If you follow the business community, you’ve probably seen a number of single-issue groups form to fight a law or advocate for something. At first, enthusiasm is high, but then they seem to get tired or frustrated or overwhelmed, and the group falls apart.

To be honest, I kind of expected that would happen with a single-issue business group that formed in the Valley 1 ½ years ago to fight PAGA – or the Private Attorney General Act, a law that is hell on businesses.

Instead, that group appears to be growing. California Business and Industrial Alliance, or CABIA for short, reports its revenue has grown 61 percent over the last six months while membership is up 35 percent.

Why? For one thing, it has hold of a big issue – and one that’s getting bigger. PAGA lawsuits, once fairly rare, now are filed by the thousands each year.

With PAGA, there are two kinds of business operators: those who know nothing about it and don’t want to be bothered, and those who’ve been hit with a PAGA suit. The latter folks, typically gobsmacked, tend to be recruit material for CABIA.

And there’s another reason CABIA is growing: It employs tactics that get attention.
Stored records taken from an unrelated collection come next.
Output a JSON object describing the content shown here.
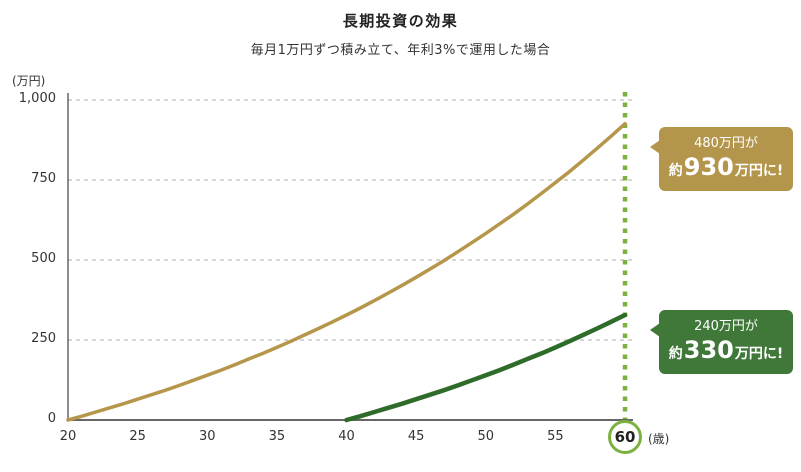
{
  "title": "長期投資の効果",
  "subtitle": "毎月1万円ずつ積み立て、年利3%で運用した場合",
  "y_axis_unit": "(万円)",
  "x_axis_unit": "(歳)",
  "highlight_age": "60",
  "colors": {
    "gold": "#B5964A",
    "green": "#2F6C2A",
    "accent_green": "#7CB13F",
    "gold_bubble": "#B3954C",
    "green_bubble": "#3F7839",
    "gridline": "#C8C8C8",
    "axis": "#666666"
  },
  "callouts": {
    "gold": {
      "line1": "480万円が",
      "prefix": "約",
      "value": "930",
      "suffix": "万円に!"
    },
    "green": {
      "line1": "240万円が",
      "prefix": "約",
      "value": "330",
      "suffix": "万円に!"
    }
  },
  "chart_data": {
    "type": "line",
    "title": "長期投資の効果",
    "subtitle": "毎月1万円ずつ積み立て、年利3%で運用した場合",
    "xlabel": "(歳)",
    "ylabel": "(万円)",
    "xlim": [
      20,
      60
    ],
    "ylim": [
      0,
      1000
    ],
    "x_ticks": [
      20,
      25,
      30,
      35,
      40,
      45,
      50,
      55,
      60
    ],
    "y_ticks": [
      {
        "label": "0",
        "value": 0
      },
      {
        "label": "250",
        "value": 250
      },
      {
        "label": "500",
        "value": 500
      },
      {
        "label": "750",
        "value": 750
      },
      {
        "label": "1,000",
        "value": 1000
      }
    ],
    "grid": "dashed-horizontal",
    "legend": "none",
    "vertical_marker_x": 60,
    "series": [
      {
        "name": "480万円→約930万円",
        "color": "#B5964A",
        "x": [
          20,
          21,
          22,
          23,
          24,
          25,
          26,
          27,
          28,
          29,
          30,
          31,
          32,
          33,
          34,
          35,
          36,
          37,
          38,
          39,
          40,
          41,
          42,
          43,
          44,
          45,
          46,
          47,
          48,
          49,
          50,
          51,
          52,
          53,
          54,
          55,
          56,
          57,
          58,
          59,
          60
        ],
        "y": [
          0,
          12,
          25,
          38,
          51,
          65,
          79,
          93,
          108,
          124,
          140,
          156,
          173,
          191,
          208,
          227,
          246,
          266,
          286,
          307,
          328,
          350,
          373,
          397,
          421,
          446,
          472,
          498,
          526,
          554,
          583,
          613,
          643,
          675,
          708,
          742,
          776,
          812,
          849,
          887,
          926
        ]
      },
      {
        "name": "240万円→約330万円",
        "color": "#2F6C2A",
        "x": [
          40,
          41,
          42,
          43,
          44,
          45,
          46,
          47,
          48,
          49,
          50,
          51,
          52,
          53,
          54,
          55,
          56,
          57,
          58,
          59,
          60
        ],
        "y": [
          0,
          12,
          25,
          38,
          51,
          65,
          79,
          93,
          108,
          124,
          140,
          156,
          173,
          191,
          208,
          227,
          246,
          266,
          286,
          307,
          328
        ]
      }
    ]
  }
}
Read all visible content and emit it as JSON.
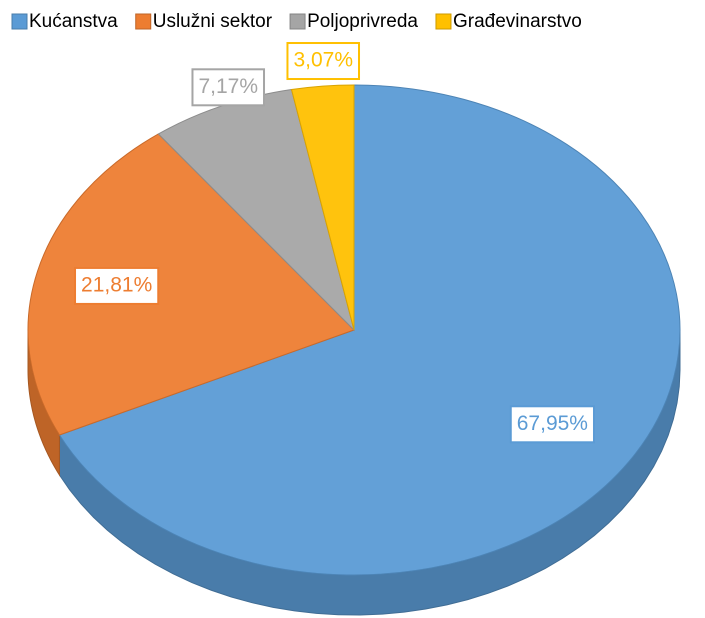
{
  "chart_data": {
    "type": "pie",
    "categories": [
      "Kućanstva",
      "Uslužni sektor",
      "Poljoprivreda",
      "Građevinarstvo"
    ],
    "values": [
      67.95,
      21.81,
      7.17,
      3.07
    ],
    "value_labels": [
      "67,95%",
      "21,81%",
      "7,17%",
      "3,07%"
    ],
    "colors": [
      "#5b9bd5",
      "#ed7d31",
      "#a5a5a5",
      "#ffc000"
    ],
    "legend": "top"
  }
}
Remember when Amazon was looking for a second headquarters? CABIA took out a full-page ad in USA Today saying, “Dear Amazon: Our weather is nice. Our business climate is not.”

CABIA has taken to shaming the lawyers who profit by filing PAGA lawsuits. CABIA members in December picketed the Ventura Boulevard law office of Kingsley & Kingsley in Encino because, CABIA claimed, Eric Kingsley is California’s second-most prolific filer of PAGA lawsuits. Tell me, when was the last time you saw a picket line with signs and bullhorns – manned by business operators?

These are the kinds of tactics that most take-the-high-road business groups eschew, but which seem to be working for CABIA and its enraged members.

CABIA was started by Tom Manzo, president of a Pacoima maker of steel door frames. Manzo was one of those who knew nothing about PAGA – until his company was hit with a PAGA suit. His sin? He allowed early-shift workers to delay their lunch break so they could eat with the later-shift workers because they wanted to. But that’s in violation of the state’s labor code, which mandates that worker must have a lunch break within 5 hours of beginning work. Normally, such a transgression might incur a small or no fine. But it cost his firm more than $1 million because it was filed under PAGA, which deputizes employees and their lawyers to enforce labor code violations – and they have no impulse to use discretion, as an attorney general might.

As long as the legislators do nothing to rein in PAGA – and the Valley’s own Adrin Nazarian and Robert Hertzberg have been asked but have done nothing – they’re giving CABIA the chance to be one of those rare startup business groups that continues growing.